Perché questa storia non è solo un pugno nello stomaco. Lo stomaco te lo prende a calci fino ad ammazzarlo di botte. Così come è successo ad Elisa.
Eppure in una storia di violenza, in cui “c’è chi nasce per vivere e chi nasce solo per morire”, c’è spazio anche per risate di cuore, che nascono non solo dalla tipizzazione di alcuni caratteri ma soprattutto dalle situazioni, dagli scambi fra i protagonisti. Perché in una realtà talmente difficile, bastano un panino inopportuno o un’eccessiva dimostrazione d’affetto per strappare un sorriso.
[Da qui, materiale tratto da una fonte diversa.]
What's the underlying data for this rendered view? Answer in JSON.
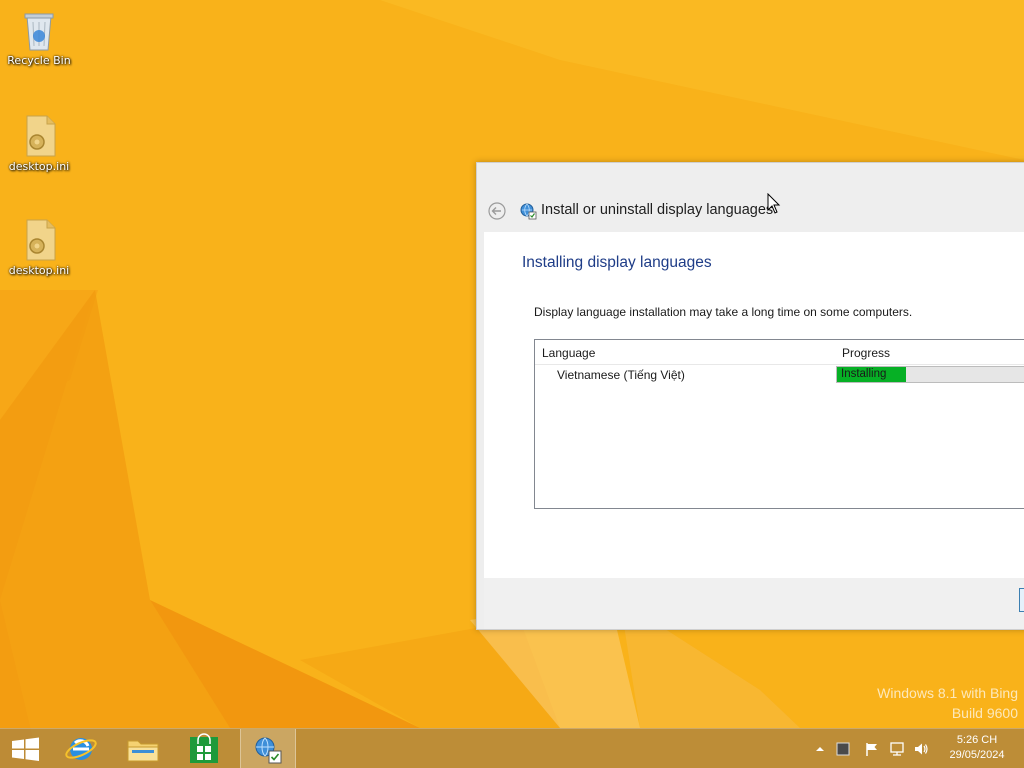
{
  "desktop": {
    "icons": [
      {
        "label": "Recycle Bin",
        "icon": "recycle-bin-icon"
      },
      {
        "label": "desktop.ini",
        "icon": "settings-file-icon"
      },
      {
        "label": "desktop.ini",
        "icon": "settings-file-icon"
      }
    ],
    "background_color": "#f9b21a"
  },
  "dialog": {
    "title": "Install or uninstall display languages",
    "heading": "Installing display languages",
    "description": "Display language installation may take a long time on some computers.",
    "table": {
      "columns": [
        "Language",
        "Progress"
      ],
      "rows": [
        {
          "language": "Vietnamese (Tiếng Việt)",
          "status": "Installing",
          "progress": 0.33
        }
      ]
    },
    "accent_color": "#1e3c87",
    "progress_color": "#06b025"
  },
  "watermark": {
    "line1": "Windows 8.1 with Bing",
    "line2": "Build 9600"
  },
  "taskbar": {
    "buttons": [
      {
        "name": "start",
        "icon": "windows-logo-icon"
      },
      {
        "name": "internet-explorer",
        "icon": "internet-explorer-icon"
      },
      {
        "name": "file-explorer",
        "icon": "folder-icon"
      },
      {
        "name": "store",
        "icon": "store-icon"
      },
      {
        "name": "language-install",
        "icon": "language-install-icon",
        "active": true
      }
    ],
    "tray": {
      "icons": [
        "show-hidden-icons-icon",
        "action-center-square-icon",
        "flag-icon",
        "network-icon",
        "volume-icon"
      ]
    },
    "clock": {
      "time": "5:26 CH",
      "date": "29/05/2024"
    }
  }
}
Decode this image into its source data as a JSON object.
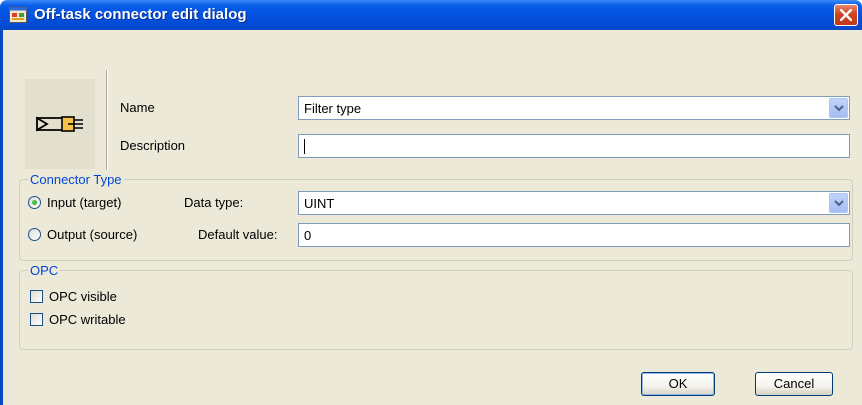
{
  "window": {
    "title": "Off-task connector edit dialog",
    "app_icon": "dialog-app-icon",
    "close_icon": "close-icon",
    "colors": {
      "titlebar": "#0453e2",
      "client": "#ece9d8",
      "group_label": "#0046d5"
    }
  },
  "connector_icon": "connector-icon",
  "name": {
    "label": "Name",
    "value": "Filter type",
    "dropdown_icon": "chevron-down-icon"
  },
  "description": {
    "label": "Description",
    "value": ""
  },
  "connector_type": {
    "legend": "Connector Type",
    "input_option": "Input (target)",
    "output_option": "Output (source)",
    "selected": "Input (target)",
    "data_type": {
      "label": "Data type:",
      "value": "UINT"
    },
    "default_value": {
      "label": "Default value:",
      "value": "0"
    }
  },
  "opc": {
    "legend": "OPC",
    "visible": {
      "label": "OPC visible",
      "checked": false
    },
    "writable": {
      "label": "OPC writable",
      "checked": false
    }
  },
  "buttons": {
    "ok": "OK",
    "cancel": "Cancel"
  }
}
Un umorismo che però entra pian piano, in modo quasi delicato e al contempo brusco, senza mai esser di troppo.
In uno spettacolo in cui i volti sono molto spesso in penombra quasi a diventare deformati e lontani, a diventare maschere, Giampiero Mancini padroneggia la scena con un personaggio a cui è impossibile non affezionarsi. Per quanto in realtà gli spettatori non sappiano quasi nulla di questo commissario così tanto uomo. Un uomo cinico ed empatico, tenero e schietto… e tutte le coppie di ossimori che possano venirvi in mente. Di questo commissario vestito completamente in nero, quel che si fa strada nella testa del pubblico è la voce. La voce di Mancini è profonda e decisa. È dubitante e rassegnata. È arrabbiata e disperata. Ti entra dentro e non va via facilmente perché diventa la voce dei tuoi pensieri.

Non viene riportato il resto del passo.